Changing the threshold within the pass.

My numbers agree that this is a nice improvement (but will be ARM/AArch64 again).

llvm/lib/Transforms/Scalar/JumpThreading.cpp
379–380

Can you move the other code for setting up BBDupThreshold here too. There may be multiple functions, some with and some without MinSize.

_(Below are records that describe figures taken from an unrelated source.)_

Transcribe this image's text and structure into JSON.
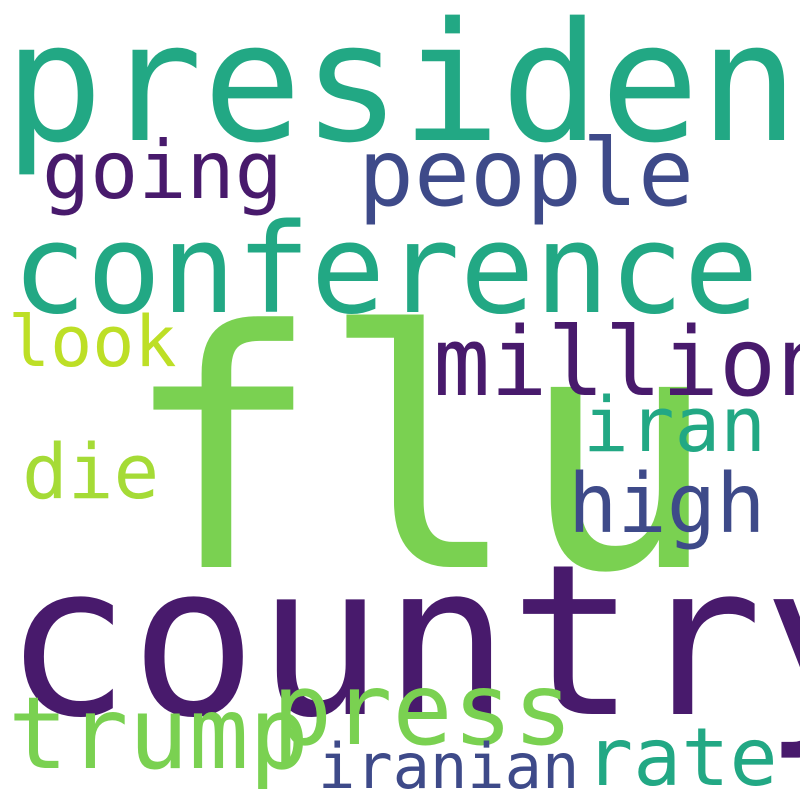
{
  "words": [
    {
      "text": "flu",
      "color": "#7ad151"
    },
    {
      "text": "country",
      "color": "#481a6c"
    },
    {
      "text": "president",
      "color": "#22a884"
    },
    {
      "text": "conference",
      "color": "#22a884"
    },
    {
      "text": "people",
      "color": "#3e4a89"
    },
    {
      "text": "going",
      "color": "#481a6c"
    },
    {
      "text": "million",
      "color": "#481a6c"
    },
    {
      "text": "look",
      "color": "#bddf26"
    },
    {
      "text": "iran",
      "color": "#22a884"
    },
    {
      "text": "die",
      "color": "#a5db36"
    },
    {
      "text": "high",
      "color": "#3e4a89"
    },
    {
      "text": "trump",
      "color": "#7ad151"
    },
    {
      "text": "press",
      "color": "#7ad151"
    },
    {
      "text": "iranian",
      "color": "#3e4a89"
    },
    {
      "text": "rate",
      "color": "#22a884"
    }
  ]
}
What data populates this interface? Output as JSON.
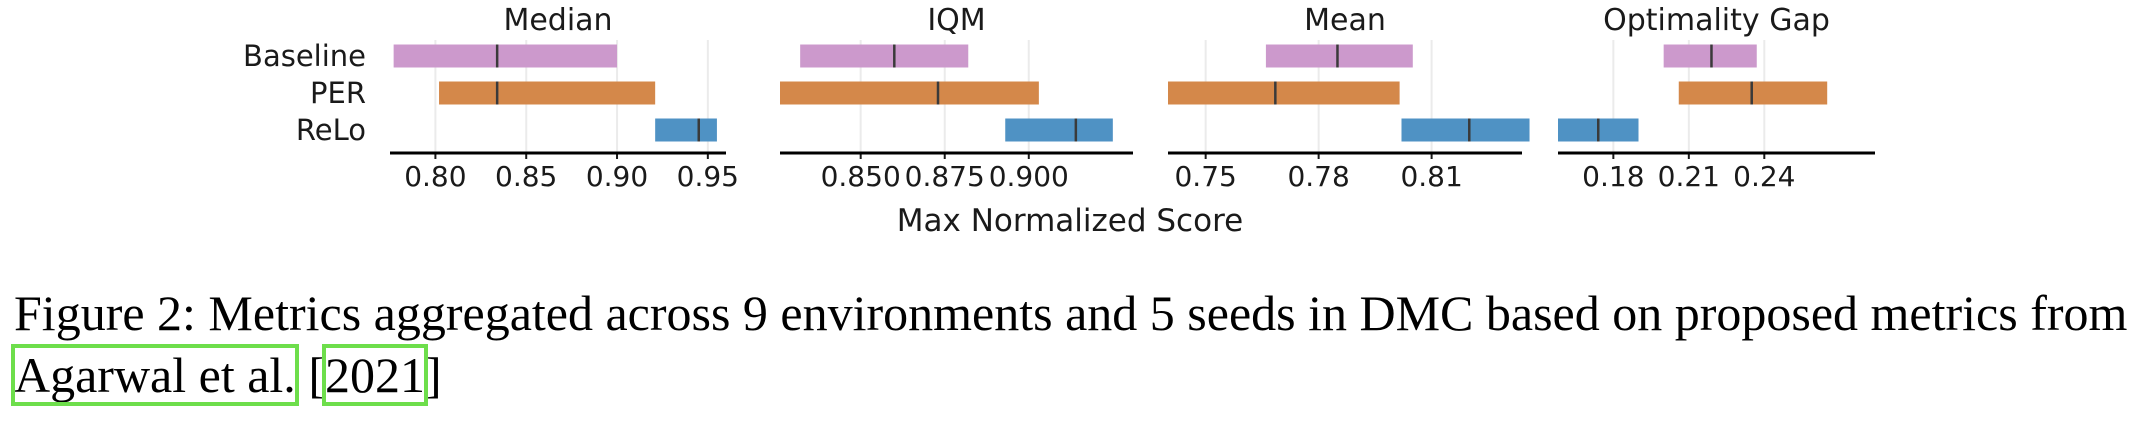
{
  "chart_data": {
    "type": "interval",
    "xlabel": "Max Normalized Score",
    "methods": [
      "Baseline",
      "PER",
      "ReLo"
    ],
    "colors": {
      "Baseline": "#cc99cc",
      "PER": "#d4884a",
      "ReLo": "#4f92c4"
    },
    "grid": true,
    "panels": [
      {
        "title": "Median",
        "xlim": [
          0.775,
          0.96
        ],
        "ticks": [
          "0.80",
          "0.85",
          "0.90",
          "0.95"
        ],
        "intervals": [
          {
            "method": "Baseline",
            "low": 0.777,
            "high": 0.9,
            "point": 0.834
          },
          {
            "method": "PER",
            "low": 0.802,
            "high": 0.921,
            "point": 0.834
          },
          {
            "method": "ReLo",
            "low": 0.921,
            "high": 0.955,
            "point": 0.945
          }
        ]
      },
      {
        "title": "IQM",
        "xlim": [
          0.826,
          0.931
        ],
        "ticks": [
          "0.850",
          "0.875",
          "0.900"
        ],
        "intervals": [
          {
            "method": "Baseline",
            "low": 0.832,
            "high": 0.882,
            "point": 0.86
          },
          {
            "method": "PER",
            "low": 0.826,
            "high": 0.903,
            "point": 0.873
          },
          {
            "method": "ReLo",
            "low": 0.893,
            "high": 0.925,
            "point": 0.914
          }
        ]
      },
      {
        "title": "Mean",
        "xlim": [
          0.74,
          0.834
        ],
        "ticks": [
          "0.75",
          "0.78",
          "0.81"
        ],
        "intervals": [
          {
            "method": "Baseline",
            "low": 0.766,
            "high": 0.805,
            "point": 0.785
          },
          {
            "method": "PER",
            "low": 0.74,
            "high": 0.8015,
            "point": 0.7685
          },
          {
            "method": "ReLo",
            "low": 0.802,
            "high": 0.836,
            "point": 0.82
          }
        ]
      },
      {
        "title": "Optimality Gap",
        "xlim": [
          0.158,
          0.284
        ],
        "ticks": [
          "0.18",
          "0.21",
          "0.24"
        ],
        "intervals": [
          {
            "method": "Baseline",
            "low": 0.2,
            "high": 0.237,
            "point": 0.219
          },
          {
            "method": "PER",
            "low": 0.206,
            "high": 0.265,
            "point": 0.235
          },
          {
            "method": "ReLo",
            "low": 0.158,
            "high": 0.19,
            "point": 0.174
          }
        ]
      }
    ]
  },
  "caption": {
    "prefix": "Figure 2: Metrics aggregated across 9 environments and 5 seeds in DMC based on proposed metrics from ",
    "cite_author": "Agarwal et al.",
    "mid": " [",
    "cite_year": "2021",
    "suffix": "]"
  }
}
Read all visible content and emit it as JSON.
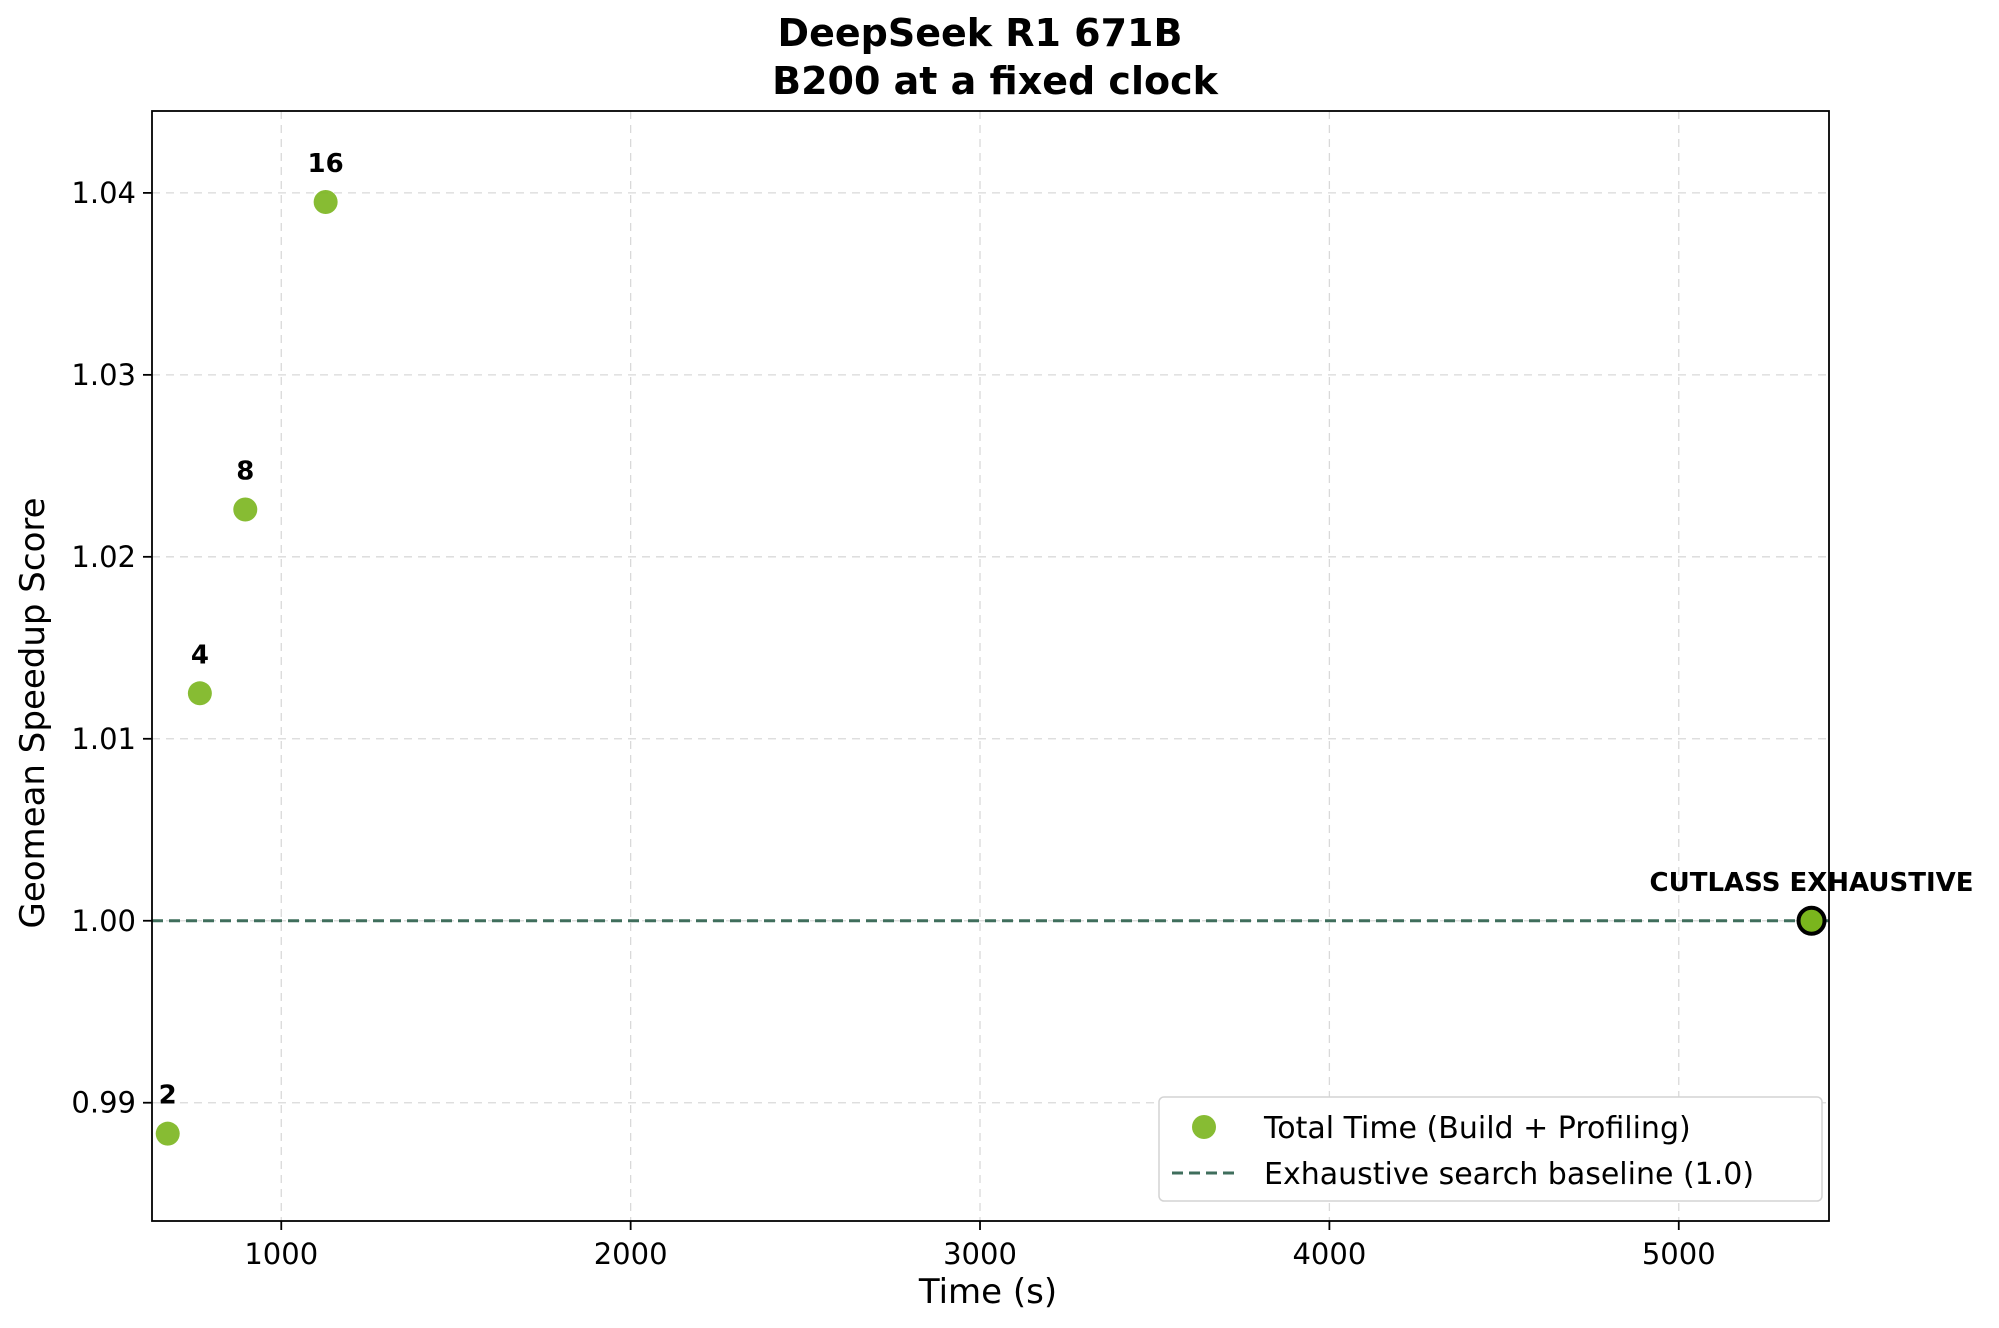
{
  "chart_data": {
    "type": "scatter",
    "title": "DeepSeek R1 671B",
    "subtitle": "B200 at a fixed clock",
    "xlabel": "Time (s)",
    "ylabel": "Geomean Speedup Score",
    "xlim": [
      630,
      5430
    ],
    "ylim": [
      0.9835,
      1.0445
    ],
    "xticks": [
      1000,
      2000,
      3000,
      4000,
      5000
    ],
    "xtick_labels": [
      "1000",
      "2000",
      "3000",
      "4000",
      "5000"
    ],
    "yticks": [
      0.99,
      1.0,
      1.01,
      1.02,
      1.03,
      1.04
    ],
    "ytick_labels": [
      "0.99",
      "1.00",
      "1.01",
      "1.02",
      "1.03",
      "1.04"
    ],
    "grid": true,
    "legend_position": "bottom-right",
    "series": [
      {
        "name": "Total Time (Build + Profiling)",
        "color": "#7ab51d",
        "points": [
          {
            "x": 675,
            "y": 0.9883,
            "label": "2"
          },
          {
            "x": 767,
            "y": 1.0125,
            "label": "4"
          },
          {
            "x": 897,
            "y": 1.0226,
            "label": "8"
          },
          {
            "x": 1127,
            "y": 1.0395,
            "label": "16"
          }
        ]
      },
      {
        "name": "CUTLASS EXHAUSTIVE",
        "color": "#7ab51d",
        "edge_color": "#000000",
        "points": [
          {
            "x": 5380,
            "y": 1.0,
            "label": "CUTLASS EXHAUSTIVE"
          }
        ]
      }
    ],
    "baseline": {
      "name": "Exhaustive search baseline (1.0)",
      "y": 1.0,
      "style": "dashed",
      "color": "#3f6e5c"
    }
  }
}
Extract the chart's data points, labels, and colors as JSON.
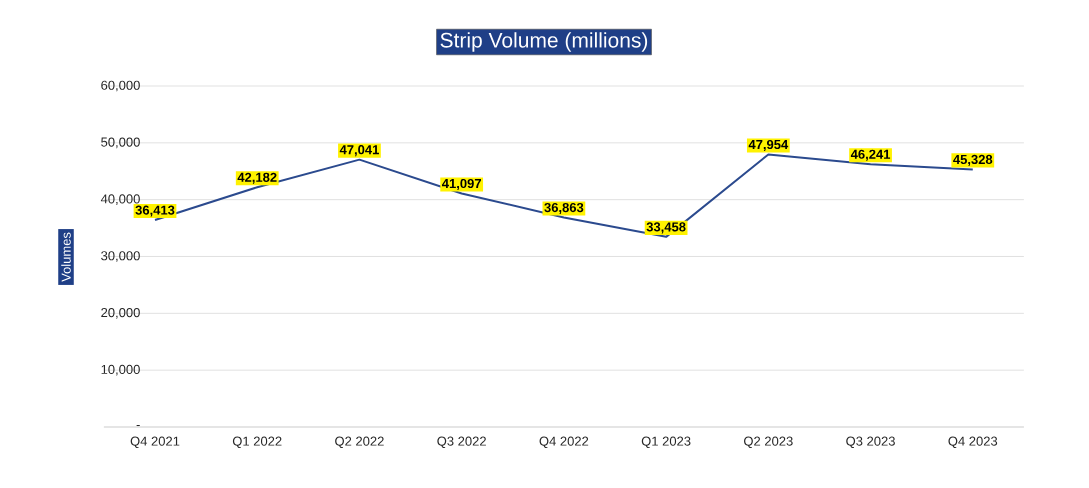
{
  "chart_data": {
    "type": "line",
    "title": "Strip Volume (millions)",
    "ylabel": "Volumes",
    "categories": [
      "Q4 2021",
      "Q1 2022",
      "Q2 2022",
      "Q3 2022",
      "Q4 2022",
      "Q1 2023",
      "Q2 2023",
      "Q3 2023",
      "Q4 2023"
    ],
    "values": [
      36413,
      42182,
      47041,
      41097,
      36863,
      33458,
      47954,
      46241,
      45328
    ],
    "value_labels": [
      "36,413",
      "42,182",
      "47,041",
      "41,097",
      "36,863",
      "33,458",
      "47,954",
      "46,241",
      "45,328"
    ],
    "color": "#2b4a8e",
    "ylim": [
      0,
      60000
    ],
    "yticks": [
      {
        "value": 0,
        "label": "-"
      },
      {
        "value": 10000,
        "label": "10,000"
      },
      {
        "value": 20000,
        "label": "20,000"
      },
      {
        "value": 30000,
        "label": "30,000"
      },
      {
        "value": 40000,
        "label": "40,000"
      },
      {
        "value": 50000,
        "label": "50,000"
      },
      {
        "value": 60000,
        "label": "60,000"
      }
    ],
    "grid": "y",
    "marker": "none"
  }
}
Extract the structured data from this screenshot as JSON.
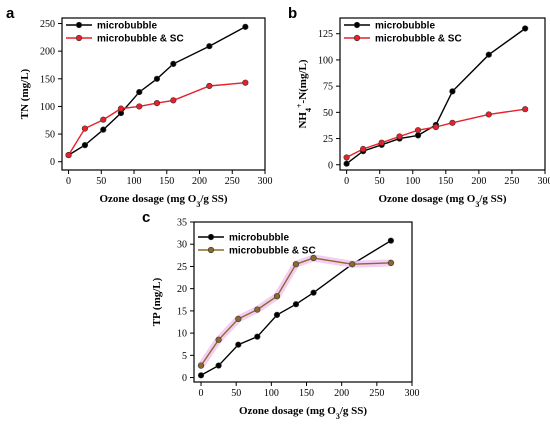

samparker updated this revision to Diff 241075.Wed, Jan 29, 2:22 AM

@dmgreen Something like this? We now store the default threshold in the constructor and then make a decision for each function.

dmgreen accepted this revision.Sun, Feb 2, 1:19 PM

Aye, looks good. I'm not sure the Threshold being passed to the JumpThread pass is really serving anyone at the moment, but best to keep it around.

We only have ARM/AArch64size results, but I think at this level these changes will be more about general code structure than individual architecture details. If now, we can add a target hook in.

LGTM. Thanks.

This revision is now accepted and ready to land.Sun, Feb 2, 1:19 PM
This revision was automatically updated to reflect the committed changes.